Early in the morning, just as day is dawning,
He wakes up and remembers that the post-office has been dismantled, and he doesn’t have a job there anymore, and today will be a blur of episodes of Come Dine With Me and trying to work up the courage to leave the house, but then remembering that he only owns the one set of clothes (the postman’s uniform) and he can’t bring himself to put that on again, and he knows that if he wants to wear something different he’ll have to go to the shops, but that’d involve putting on the uniform to get there so he just sits, slumped in a pair of off-white boxers, listening to Dave Lamb mock a bricklayer called Darren from Surrey as he tries to fry an egg.

Friday, 6 December 2013

How many lightbulbs does it take to change a man?

A: Knock Knock

B: Who’s there?

A: An Englishman, and Irishman, and a Scotsman

B: An Englishman, and Irishman and a Scotsman who?

A: An Englishman, an Irishman, and a Scotsman who walk into a bar

B: What did they call the man with the spade on his head?

A: To get to the other side.

B: Well, pull yourself together, then

Wednesday, 4 December 2013

One Nation

It was 2014, the year when Tesco’s started offering the elderly and terminally ill discounts on ‘bags for life’.

It was also the year when Ed Miliband ceased to say anything but the phrase ‘One nation’. He woke up one morning, as usual, and descended the stairs in red pyjamas, slippers, and no particular hurry. When he walked into the kitchen, his wife, Justine, was balancing a slice of toast against her ear, and spreading a thin layer of marmite over her iPhone (it was early morning, and she hadn’t yet found her glasses)*. “We’ve run out of jam”, she said in exasperation, and his general direction. “One nation,” Ed replied.

“Very funny,” she said. “Can you pass the paper?”
“One nation,” Ed replied.
After about two minutes, and fifty nations, Justine started to think something might be wrong.

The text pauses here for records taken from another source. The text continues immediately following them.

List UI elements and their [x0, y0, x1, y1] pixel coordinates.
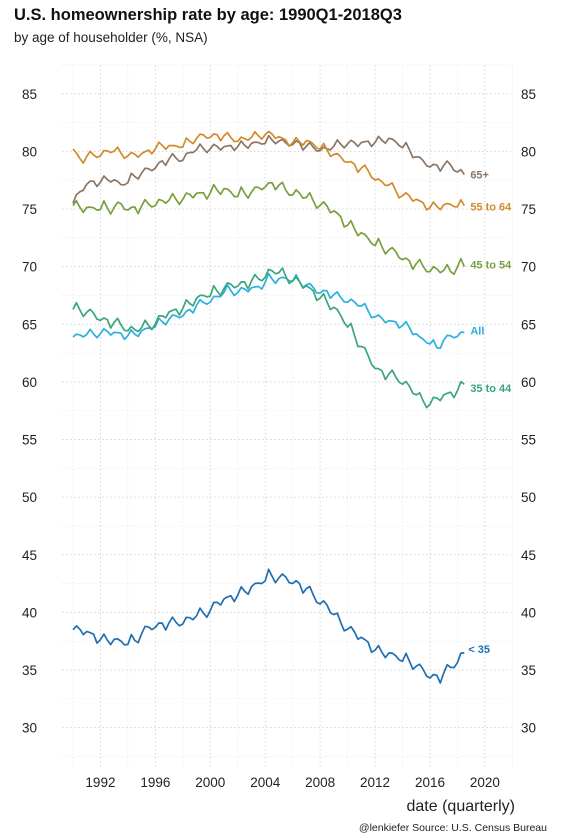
y-tick-label-right: 70	[521, 260, 536, 275]
series-end-labels: 65+ 55 to 64 45 to 54 All 35 to 44 < 35	[468, 169, 512, 655]
x-tick-label: 2004	[250, 775, 281, 790]
series-line-35	[72, 568, 465, 684]
y-tick-label-left: 75	[22, 202, 37, 217]
y-tick-label-right: 60	[521, 375, 536, 390]
x-tick-label: 1992	[85, 775, 115, 790]
y-tick-label-right: 85	[521, 87, 536, 102]
series-line-65	[72, 134, 465, 204]
series-label-35: < 35	[468, 644, 490, 656]
series-label-35-to-44: 35 to 44	[470, 383, 512, 395]
y-tick-label-left: 30	[22, 721, 37, 736]
chart-title: U.S. homeownership rate by age: 1990Q1-2…	[14, 6, 402, 24]
y-tick-label-right: 65	[521, 317, 536, 332]
y-tick-label-left: 60	[22, 375, 37, 390]
series-line-45-to-54	[72, 181, 466, 276]
y-tick-label-right: 30	[521, 721, 536, 736]
y-tick-label-right: 35	[521, 663, 536, 678]
series-label-all: All	[470, 325, 484, 337]
x-tick-label: 2012	[360, 775, 390, 790]
series-label-45-to-54: 45 to 54	[470, 260, 512, 272]
y-tick-label-right: 40	[521, 605, 536, 620]
y-tick-label-left: 55	[22, 433, 37, 448]
y-tick-label-left: 35	[22, 663, 37, 678]
y-tick-label-left: 85	[22, 87, 37, 102]
y-axis-left: 30 35 40 45 50 55 60 65 70 75 80 85	[22, 87, 37, 736]
major-gridlines	[62, 65, 511, 768]
y-tick-label-right: 75	[521, 202, 536, 217]
series-label-65: 65+	[470, 169, 489, 181]
y-tick-label-left: 40	[22, 605, 37, 620]
y-tick-label-left: 70	[22, 260, 37, 275]
series-line-all	[72, 272, 465, 350]
y-tick-label-right: 50	[521, 490, 536, 505]
y-tick-label-right: 55	[521, 433, 536, 448]
x-axis: 1992 1996 2000 2004 2008 2012 2016 2020	[85, 775, 500, 790]
y-tick-label-right: 80	[521, 144, 536, 159]
series-line-55-to-64	[72, 130, 466, 211]
series-lines	[72, 130, 466, 684]
source-caption: @lenkiefer Source: U.S. Census Bureau	[358, 822, 547, 834]
y-axis-right: 30 35 40 45 50 55 60 65 70 75 80 85	[521, 87, 536, 736]
x-tick-label: 1996	[140, 775, 170, 790]
x-axis-title: date (quarterly)	[407, 798, 516, 815]
x-tick-label: 2016	[415, 775, 445, 790]
series-label-55-to-64: 55 to 64	[470, 202, 512, 214]
y-tick-label-right: 45	[521, 548, 536, 563]
y-tick-label-left: 65	[22, 317, 37, 332]
y-tick-label-left: 80	[22, 144, 37, 159]
x-tick-label: 2020	[470, 775, 500, 790]
y-tick-label-left: 50	[22, 490, 37, 505]
minor-gridlines	[62, 64, 513, 768]
chart-subtitle: by age of householder (%, NSA)	[14, 30, 208, 45]
y-tick-label-left: 45	[22, 548, 37, 563]
x-tick-label: 2008	[305, 775, 335, 790]
x-tick-label: 2000	[195, 775, 225, 790]
series-line-35-to-44	[72, 267, 465, 409]
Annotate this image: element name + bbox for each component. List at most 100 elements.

Justine phoned the Labour Whip, who came round immediately, and in a car. Together, they worked out a crude method of communicating with the leader of the opposition; ‘one for yes, two for no’.
“Can you understand us, Ed?”
“One nation,” Ed replied.

They drove him to a doctor, but there was nothing physiologically wrong. It was psychological. (Or possibly ‘divine retribution’, as one nurse had so helpfully suggested). Back in the car, the Whip sighed and scanned her diary. There were three speeches to cancel. She got out her Blackberry**, and began to scroll through the contacts, when Miliband placed a hand on her shoulder. He gave her a deep, meaningful look across the leather seats of the chauffeured department car, like a Labrador, giving her a deep, meaningful look across the leather seats of the chauffeured department. “You want to do the speech?” she asked, eyebrows making a bid to join her hairline.
“One nation,” Ed replied.

The speech went well. Frighteningly well. Not only had the minister not been bottled off the stage - as was customary - but there had been applause. Actual applause! Back in the chauffeured car, the Chief Whip turned to Ed. “How would you feel about another speech?”
“One nation,” Ed replied.


* Texturally, this is not an easy mistake to make; Ed, however, had bought her a toast-textured novelty iPhone case. Unfortunately, this made the mistake far more likely to occur. Fortunately, the makers of the novelty iPhone case had had the foresight to predict this eventuality, so the case was marmite-proof.
**In a novelty crumpet-case. A cheap one, bought off a market stall in Camden, so not actually butter-proof, as the Whip would cruelly discover in three days’ time.